と、同時に、その言葉を使うのはちょっとまずいのではないかと躊躇いを感じたのである。
引用させてもらう人様の意見を、達見だとか、卓見だとかいって紹介することは、
自己顕示欲が強すぎるのではないかとふと気になったのである。

その意見を達見とか卓見というのは、自分はその立派な意見をくみ取れる能力があるのだと
暗に自慢していることになるのではないか。それはみっともないことなのではないか。
日本人は謙譲ゲームを旨とするのである。

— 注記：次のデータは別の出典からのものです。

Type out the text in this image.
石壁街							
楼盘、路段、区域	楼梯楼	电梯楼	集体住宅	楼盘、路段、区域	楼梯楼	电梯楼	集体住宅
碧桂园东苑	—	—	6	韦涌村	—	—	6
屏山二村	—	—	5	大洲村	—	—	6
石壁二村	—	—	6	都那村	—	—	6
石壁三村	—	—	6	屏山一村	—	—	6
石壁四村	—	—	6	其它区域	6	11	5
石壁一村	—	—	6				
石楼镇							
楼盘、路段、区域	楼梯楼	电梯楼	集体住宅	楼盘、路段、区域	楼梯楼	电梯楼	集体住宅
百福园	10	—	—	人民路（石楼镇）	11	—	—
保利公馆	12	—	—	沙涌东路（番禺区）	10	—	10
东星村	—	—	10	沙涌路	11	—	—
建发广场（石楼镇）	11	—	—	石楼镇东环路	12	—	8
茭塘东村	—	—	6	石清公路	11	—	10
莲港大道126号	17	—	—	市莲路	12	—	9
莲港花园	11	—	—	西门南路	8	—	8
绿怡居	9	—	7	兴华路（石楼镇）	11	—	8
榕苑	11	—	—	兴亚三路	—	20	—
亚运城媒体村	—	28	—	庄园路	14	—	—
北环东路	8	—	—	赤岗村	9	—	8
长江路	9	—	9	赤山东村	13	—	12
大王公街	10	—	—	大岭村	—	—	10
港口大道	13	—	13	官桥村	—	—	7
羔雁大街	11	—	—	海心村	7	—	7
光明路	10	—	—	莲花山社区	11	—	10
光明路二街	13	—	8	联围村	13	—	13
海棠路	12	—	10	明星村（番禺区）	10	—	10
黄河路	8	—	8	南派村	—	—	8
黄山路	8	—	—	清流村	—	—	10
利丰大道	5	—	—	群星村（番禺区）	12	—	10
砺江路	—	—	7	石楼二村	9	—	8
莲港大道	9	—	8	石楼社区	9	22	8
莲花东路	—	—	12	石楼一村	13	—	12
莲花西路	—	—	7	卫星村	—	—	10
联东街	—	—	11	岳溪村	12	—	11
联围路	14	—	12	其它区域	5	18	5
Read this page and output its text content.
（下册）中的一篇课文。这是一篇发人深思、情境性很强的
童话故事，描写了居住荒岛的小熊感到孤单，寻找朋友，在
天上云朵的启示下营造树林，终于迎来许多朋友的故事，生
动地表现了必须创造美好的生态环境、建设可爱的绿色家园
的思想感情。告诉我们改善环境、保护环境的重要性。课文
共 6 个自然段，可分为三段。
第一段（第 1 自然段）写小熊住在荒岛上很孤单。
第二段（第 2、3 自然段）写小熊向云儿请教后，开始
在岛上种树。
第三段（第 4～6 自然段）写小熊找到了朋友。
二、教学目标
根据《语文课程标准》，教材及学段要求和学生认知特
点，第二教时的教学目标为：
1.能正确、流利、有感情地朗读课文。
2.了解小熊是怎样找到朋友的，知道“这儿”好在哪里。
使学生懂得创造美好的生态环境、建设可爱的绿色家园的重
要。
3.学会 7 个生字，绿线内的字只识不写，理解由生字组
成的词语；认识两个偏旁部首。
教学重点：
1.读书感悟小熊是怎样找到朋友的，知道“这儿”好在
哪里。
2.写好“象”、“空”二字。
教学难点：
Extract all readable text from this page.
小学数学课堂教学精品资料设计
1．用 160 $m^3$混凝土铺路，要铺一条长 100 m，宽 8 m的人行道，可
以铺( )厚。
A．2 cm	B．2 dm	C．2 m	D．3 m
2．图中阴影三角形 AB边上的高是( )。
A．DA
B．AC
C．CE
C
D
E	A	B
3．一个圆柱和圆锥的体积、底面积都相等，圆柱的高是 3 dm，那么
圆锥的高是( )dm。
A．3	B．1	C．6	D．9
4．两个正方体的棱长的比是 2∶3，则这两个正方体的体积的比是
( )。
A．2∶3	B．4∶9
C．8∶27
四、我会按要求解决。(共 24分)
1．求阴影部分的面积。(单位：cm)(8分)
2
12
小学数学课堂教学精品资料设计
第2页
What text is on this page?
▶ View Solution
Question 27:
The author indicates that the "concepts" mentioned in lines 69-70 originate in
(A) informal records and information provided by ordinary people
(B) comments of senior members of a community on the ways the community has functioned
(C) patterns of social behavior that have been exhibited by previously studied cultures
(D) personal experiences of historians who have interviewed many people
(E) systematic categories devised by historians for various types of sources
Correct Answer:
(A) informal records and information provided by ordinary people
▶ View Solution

日本人は一つ引いて相手を立てるのである。
相手の謙遜よりも、さらに自分が謙遜することで、相手を高みにおくのである。

だから、俺が俺がという自己顕示欲が強い人はきらわれる。
あれは、日本人じゃないのではないかと、あらぬ疑いをかけられることになる。
すなわち軽蔑されるのである。ゲームのルールを知らないのかという蔑みである。
「てめぇ、それでも日本人か」という、暗黙の嘲笑である。勿論それを口にはしない。

うまいお酒は呑むものではない。庵主めが呑ませていただくものなのである。
お酒を選ぶのではなく、そのお酒が呑み手を選ぶのである。
と書くとこれまた思い上がりになってしまう。
自分はいいお酒に選ばれるに相応しいという うぬぼれである。謙遜が足りないのである。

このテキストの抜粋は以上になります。